I got the following email the other day from a reader:

I cam across your post on pc time and thought you may have a quick answer. Thanks in advance.

I have a program that is a reader that reads a log and sends a message to a second program that is the counter that counts the number of events it gets in a five minutes.

Each entry in the log has a time stamp and is sequential. The log file reader reads the log and waits until it has hit the time in the time stamp (hour, minute and second) and then sends that event to the listner at that time. So to process a log for one day this set takes one day.

I was wondering if there was some way that I could speed up the clock so I dont have to change the logic of either of the programs but have the task completed in say 4 hours (by spedding up the clock by 6 times).

That's a fascinating idea, actually - is there a way of making time go faster?

Whenever someone asks a question like this one, it's time to fall back on the tricks of the master.  Whenever he gets a question like this, Raymond always turns around and asks a question like "What if <x> could happen?" (or "What if two applications tried to do <y>?").

So let's ask the question: "What if there was a way of speeding up the system clock so you don't have to wait so long?"

What would that do to system timers?  If the entire system time is running faster, then they would also run faster. Would there be a consequence if something that's supposed to happen every 5 minutes all of a sudden started happening every 5 seconds?

How about timeouts?  In other words, if I read some data from the disk and wait (with a timeout) for the disk read to complete, will that timeout run faster?  What happens the read timeout is 3 seconds and the disk normally takes 2 seconds for an I/O to complete?

Monitor refresh frequency?  If your app is synchronized to the monitor refresh wait, and the application all of a sudden starts running twice as fast, what would be the results?

If you're trying to make the system run faster than in real-time, it seems like all these would also speed up (otherwise you couldn't get the log playback operations to be faster, since these all run off the same timer).

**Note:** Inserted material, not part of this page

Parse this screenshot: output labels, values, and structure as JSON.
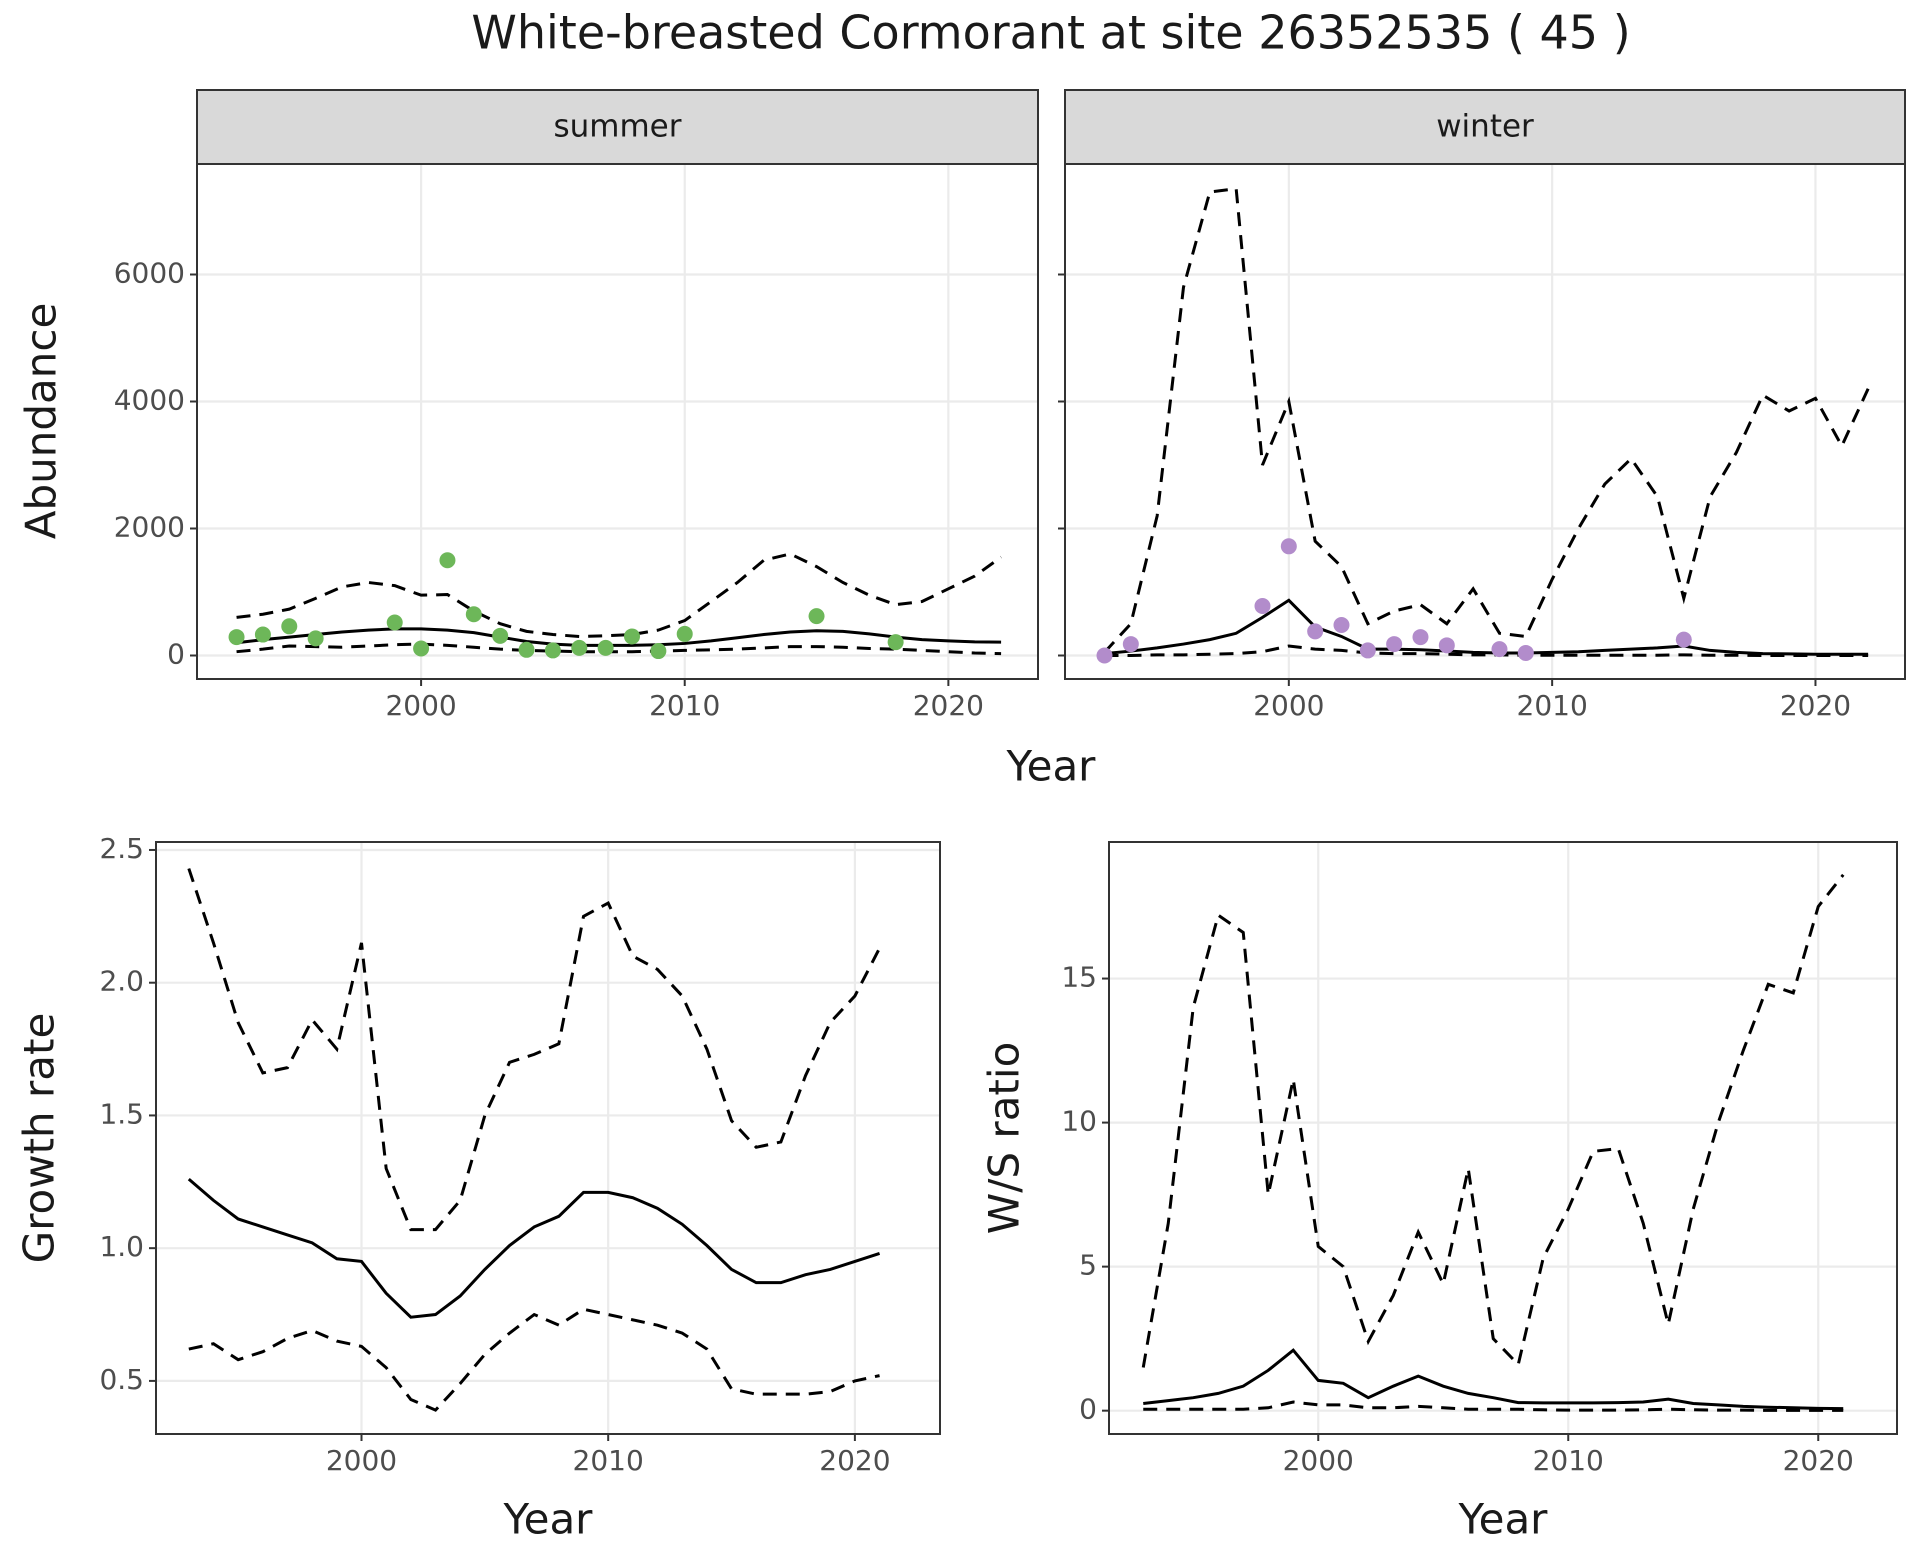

This is the crux of the problem - if you want your sleeps to go faster, then all the system events also need to be faster.  Unfortunately, there's all this physical hardware attached to the computer, and that physical hardware takes time to complete operations.  If you also have timeouts associated with those hardware operations, then you may introduce real problems.

So the simple answer to the question is: "Not usually".  It might be possible to do something in a VM environment, and there are some utilities on the web that claim to be able to do this, but I wouldn't recommend them.

Why can't you change the program that plays back the log to simply not wait as long?